Random Encounters for Anywhere
1 | A babbling sage | 26 | Dangerous Plants | 51 | Crumbling Structure | 76 | Landslide |
2 | Lost riding animal | 27 | Hungry Dead Animal | 52 | PC flashback with NPC | 77 | Shinigami |
3 | Wounded Amazon | 28 | Elemental Spirit | 53 | Sunken Fortress | 78 | Clan Storehouse |
4 | Lost Child | 29 | Holy Relic | 54 | Little Mind Flayers | 79 | Book of Spells |
5 | Silver key | 30 | Amazon Raiding Party | 55 | Natural Disaster | 80 | Damaged crystal |
6 | Tribe of Cannibals | 31 | Possible Pet | 56 | Riddle-sealed door | 81 | Slave Trade Caravan |
7 | Witch Brewing Potions | 32 | Magic Scroll | 57 | Hidden Door | 82 | Deadly Magic Trap |
8 | Summoning Circle | 33 | Dragon Flies By | 58 | Talking Animal | 83 | Abandoned Alter |
9 | Death Note | 34 | Dying Traveler | 59 | 2 Groups Fighting | 84 | Sleeping Corpse |
10 | Cursed babbling brook | 35 | Flying Forturess | 60 | Cannibal Graveyard | 85 | Whispering Voice |
11 | Doctor’s Journal page | 36 | A single rose | 61 | Quicksand to Cavern | 86 | Powdered Jade |
12 | Kids fighting monster | 37 | An old tea set | 62 | Helpful Plants/Herbs | 87 | Artistry Tools |
13 | Large docile animal | 38 | Inhuman baby | 63 | An unmarked grave | 88 | Roll again twice |
14 | Nest with eggs | 39 | Religious book | 64 | Sneaky Thief | 89 | Jeweled Artifact |
15 | Old Statue | 40 | Mother missing child | 65 | Crumbling Bridge | 90 | “Come Find Me” |
16 | Tunnel Entrance | 41 | Angry Monster Mom | 66 | Zone of Peace | 91 | Enslaved Oni |
17 | An innocent dessert | 42 | Anti-gender Barrier | 67 | Luminescent Pool | 92 | Cursed item |
18 | Abandoned camp | 43 | Wandering Psycopath | 68 | Fading Spirit | 93 | Ransacked Temple |
19 | Oni Summoning Cult | 44 | Emerald Sealed Door | 69 | Infatuated Lover | 94 | Royal Family Member |
20 | Naga eating a steed | 45 | Poppy Flowers | 70 | Warlock cursing stuff | 95 | Dead Monster Corpse |
21 | Human cry for help | 46 | Traveling Merchant | 71 | “There is no cake!” | 96 | Repopulation Cult |
22 | Another undead city | 47 | Entrapping Urn | 72 | Wandering Ghost | 97 | Imperial Seal |
23 | Vague Treasure Map | 48 | Stuffed Teddybear | 73 | Flash flood | 98 | Intelligent Item |
24 | Gender Swap Fruits | 49 | Servant from Palace | 74 | Bound Djinn | 99 | Imperial Procession |
25 | NPC recognizes PC | 50 | Locked Chest | 75 | Fork in the Path | 100 | Yin and Yang |
Making the World Real
One thing to consider would be planning areas in advanced, or at least random encounter tables. Or at least some general ASPECTS about each location as they build them. I want locations to feel unique, for players that are going to revisit areas to be able to recognize locations and learn what to expect.

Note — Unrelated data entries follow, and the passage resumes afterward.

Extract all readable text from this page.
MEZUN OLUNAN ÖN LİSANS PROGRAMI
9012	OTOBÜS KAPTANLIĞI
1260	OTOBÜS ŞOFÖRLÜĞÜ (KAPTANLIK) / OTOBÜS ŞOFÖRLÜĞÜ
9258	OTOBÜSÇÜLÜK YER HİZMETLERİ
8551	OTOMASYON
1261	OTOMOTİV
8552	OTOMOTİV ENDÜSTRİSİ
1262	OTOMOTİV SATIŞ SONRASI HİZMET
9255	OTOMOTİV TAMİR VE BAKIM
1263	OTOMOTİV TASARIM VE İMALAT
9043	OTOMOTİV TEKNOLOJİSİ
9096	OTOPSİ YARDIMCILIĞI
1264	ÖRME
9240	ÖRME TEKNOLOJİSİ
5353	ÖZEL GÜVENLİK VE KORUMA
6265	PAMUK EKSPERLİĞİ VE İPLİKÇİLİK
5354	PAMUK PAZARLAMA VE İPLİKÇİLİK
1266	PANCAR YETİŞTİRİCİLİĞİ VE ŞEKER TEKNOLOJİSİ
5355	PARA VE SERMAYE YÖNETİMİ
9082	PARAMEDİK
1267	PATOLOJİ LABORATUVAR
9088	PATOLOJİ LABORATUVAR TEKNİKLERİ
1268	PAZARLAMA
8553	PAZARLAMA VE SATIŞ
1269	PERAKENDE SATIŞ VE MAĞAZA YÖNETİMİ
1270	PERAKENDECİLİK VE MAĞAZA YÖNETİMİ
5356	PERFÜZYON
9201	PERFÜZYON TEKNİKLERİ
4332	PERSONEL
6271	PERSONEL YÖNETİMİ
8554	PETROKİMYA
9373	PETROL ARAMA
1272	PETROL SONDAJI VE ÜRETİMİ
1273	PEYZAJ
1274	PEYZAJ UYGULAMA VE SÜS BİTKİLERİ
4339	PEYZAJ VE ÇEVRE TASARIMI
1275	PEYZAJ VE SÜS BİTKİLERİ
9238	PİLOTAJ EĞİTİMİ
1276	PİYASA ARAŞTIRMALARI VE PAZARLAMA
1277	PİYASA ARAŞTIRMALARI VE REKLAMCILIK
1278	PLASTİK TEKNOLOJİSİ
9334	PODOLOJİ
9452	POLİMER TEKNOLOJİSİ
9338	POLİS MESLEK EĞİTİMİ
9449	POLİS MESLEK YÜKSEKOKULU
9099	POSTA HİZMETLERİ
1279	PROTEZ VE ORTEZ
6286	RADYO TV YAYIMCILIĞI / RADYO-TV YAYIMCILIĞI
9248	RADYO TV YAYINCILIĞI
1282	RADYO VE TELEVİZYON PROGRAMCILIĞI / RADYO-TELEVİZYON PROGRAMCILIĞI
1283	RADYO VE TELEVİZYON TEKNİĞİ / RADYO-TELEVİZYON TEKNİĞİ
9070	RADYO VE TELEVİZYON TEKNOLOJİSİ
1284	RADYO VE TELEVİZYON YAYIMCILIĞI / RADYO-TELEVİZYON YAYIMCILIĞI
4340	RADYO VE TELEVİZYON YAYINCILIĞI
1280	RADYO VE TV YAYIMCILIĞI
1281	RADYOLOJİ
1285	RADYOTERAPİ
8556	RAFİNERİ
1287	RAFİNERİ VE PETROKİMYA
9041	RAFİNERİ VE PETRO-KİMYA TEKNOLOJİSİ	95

The challenge of running a populated open world is that I need to make sure everything is cohesive without taking away from the feeling that the players only take consequences from actions (not inaction). So a bad monster is not going to settle into a cleared dungeon, for example, unless the party actually drives it into the dungeon without killing it.
It is important that nothing be lost in the shuffle, so keep great notes. Aspects on locations are huge! Also be sure to mark which character has the trigger for a plot or story quest. Reference points would probably be helpful so locations can be found on the main map or how they relate to other locations.
If I can keep a list of current hooks, I could probably lean on inserting more clues for them rather than building up to many new ones. Plus it will make it easier to reward player-made plots and quests.